Author(s): Jacek Kurzępa / Language(s): English
Issue: 3/2015
The author touches upon the subject matter of the rights of a child within the vista of the social conditions in the micro and mezosocial perspective. In the initial part of his considerations he indicates toward the challenges that the ageing society has to face, as well as evokes the phenomenon of love — as not only an ontic value but also biological and demographic. A natural destiny and biology of the body is ageing, we should accept such a natural consequence, which for ages has been difficult and led toward negation and acknowledgement that nature can be cheated, or improved. As a result new offers appear, be it within the scope of medicine (medications that help preserve the potency regardless of the age) and also beauty and plastic surgery, which subjects to correction the natural flabbiness of the skin, its senile spottiness and naturalness. What follows the possibilities and technologies is genetic engineering and modification connected with conception, creating new life, as well as its deprivation (euthanasia). The new possibilities kindle human passion, dream of perpetual youth, deny and disclaim the law of nature. They strengthen these “dreams,” elements of cultural narration, which talk people into recognizing new axiology, accepting every “modality” of the current ethical, moral, legal and customary axioms. What also appears within the scope of the “dreams of eternity” is the necessity of commercializing emotions, interpersonal bonds, using human embryos, organs, exploitation of children and their abuse. In spite of the proclamation of rights and respect toward Human Person, regardless of age, the letter of law and declarations are not a sufficient guarantee to protect and care for children and childhood effectively.

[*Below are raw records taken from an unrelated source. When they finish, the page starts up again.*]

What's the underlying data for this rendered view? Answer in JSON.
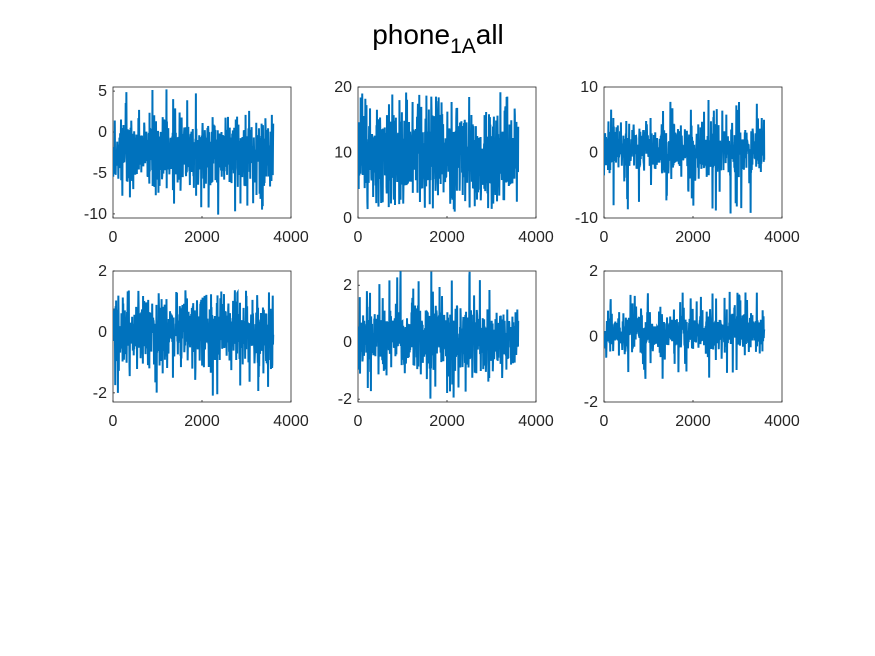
{
  "figure": {
    "title_main": "phone",
    "title_subscript": "1A",
    "title_suffix": "all"
  },
  "colors": {
    "series": "#0072BD",
    "axis": "#262626",
    "background": "#ffffff"
  },
  "chart_data": [
    {
      "type": "line",
      "panel": "row 1, column 1",
      "x_range": [
        0,
        3600
      ],
      "xlim": [
        0,
        4000
      ],
      "xticks": [
        0,
        2000,
        4000
      ],
      "ylim": [
        -10.5,
        5.5
      ],
      "yticks": [
        -10,
        -5,
        0,
        5
      ],
      "y_center": -2.3,
      "y_band": [
        -6.5,
        1.5
      ],
      "y_extremes": [
        -10.2,
        5.3
      ],
      "seed": 11,
      "grid": false
    },
    {
      "type": "line",
      "panel": "row 1, column 2",
      "x_range": [
        0,
        3600
      ],
      "xlim": [
        0,
        4000
      ],
      "xticks": [
        0,
        2000,
        4000
      ],
      "ylim": [
        0,
        20
      ],
      "yticks": [
        0,
        10,
        20
      ],
      "y_center": 9.5,
      "y_band": [
        3.0,
        16.5
      ],
      "y_extremes": [
        1.2,
        19.2
      ],
      "seed": 23,
      "grid": false
    },
    {
      "type": "line",
      "panel": "row 1, column 3",
      "x_range": [
        0,
        3600
      ],
      "xlim": [
        0,
        4000
      ],
      "xticks": [
        0,
        2000,
        4000
      ],
      "ylim": [
        -10,
        10
      ],
      "yticks": [
        -10,
        0,
        10
      ],
      "y_center": 0.3,
      "y_band": [
        -3.5,
        4.5
      ],
      "y_extremes": [
        -9.5,
        8.2
      ],
      "seed": 37,
      "grid": false
    },
    {
      "type": "line",
      "panel": "row 2, column 1",
      "x_range": [
        0,
        3600
      ],
      "xlim": [
        0,
        4000
      ],
      "xticks": [
        0,
        2000,
        4000
      ],
      "ylim": [
        -2.3,
        2
      ],
      "yticks": [
        -2,
        0,
        2
      ],
      "y_center": 0,
      "y_band": [
        -1.1,
        1.1
      ],
      "y_extremes": [
        -2.2,
        1.4
      ],
      "seed": 41,
      "grid": false
    },
    {
      "type": "line",
      "panel": "row 2, column 2",
      "x_range": [
        0,
        3600
      ],
      "xlim": [
        0,
        4000
      ],
      "xticks": [
        0,
        2000,
        4000
      ],
      "ylim": [
        -2.1,
        2.5
      ],
      "yticks": [
        -2,
        0,
        2
      ],
      "y_center": 0,
      "y_band": [
        -1.0,
        1.3
      ],
      "y_extremes": [
        -2.0,
        2.5
      ],
      "seed": 53,
      "grid": false
    },
    {
      "type": "line",
      "panel": "row 2, column 3",
      "x_range": [
        0,
        3600
      ],
      "xlim": [
        0,
        4000
      ],
      "xticks": [
        0,
        2000,
        4000
      ],
      "ylim": [
        -2,
        2
      ],
      "yticks": [
        -2,
        0,
        2
      ],
      "y_center": 0.05,
      "y_band": [
        -0.45,
        0.75
      ],
      "y_extremes": [
        -1.3,
        1.4
      ],
      "seed": 67,
      "grid": false
    }
  ]
}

In the evoked, numerous examples of destroying the nature of childhood and treating children atrociously, the Author reveals claptrap and ineffectiveness of signatories of manifold documents and declarations on the one hand and touches upon the issue of our individual, personal responsibility for the fate of the youngest ones on the other. He emphasizes, both by generously making use of referred ideas conceived by Saint John Paul II, as well as by referring to Janusz Korczak, or Ellen Key, that the fate of the child is in our, adults’ hands. Therefore, if “our adulthood grows wild,” it is difficult to hope that we will behave properly and accordingly toward those who are weaker, smaller and dependant. In the face of the above, our adulthood, in its humanistic dimension, must continuously become better, more mature and also more beautiful, in order to meet the challenges which we face and which are connected with protecting and caring for the youngest ones.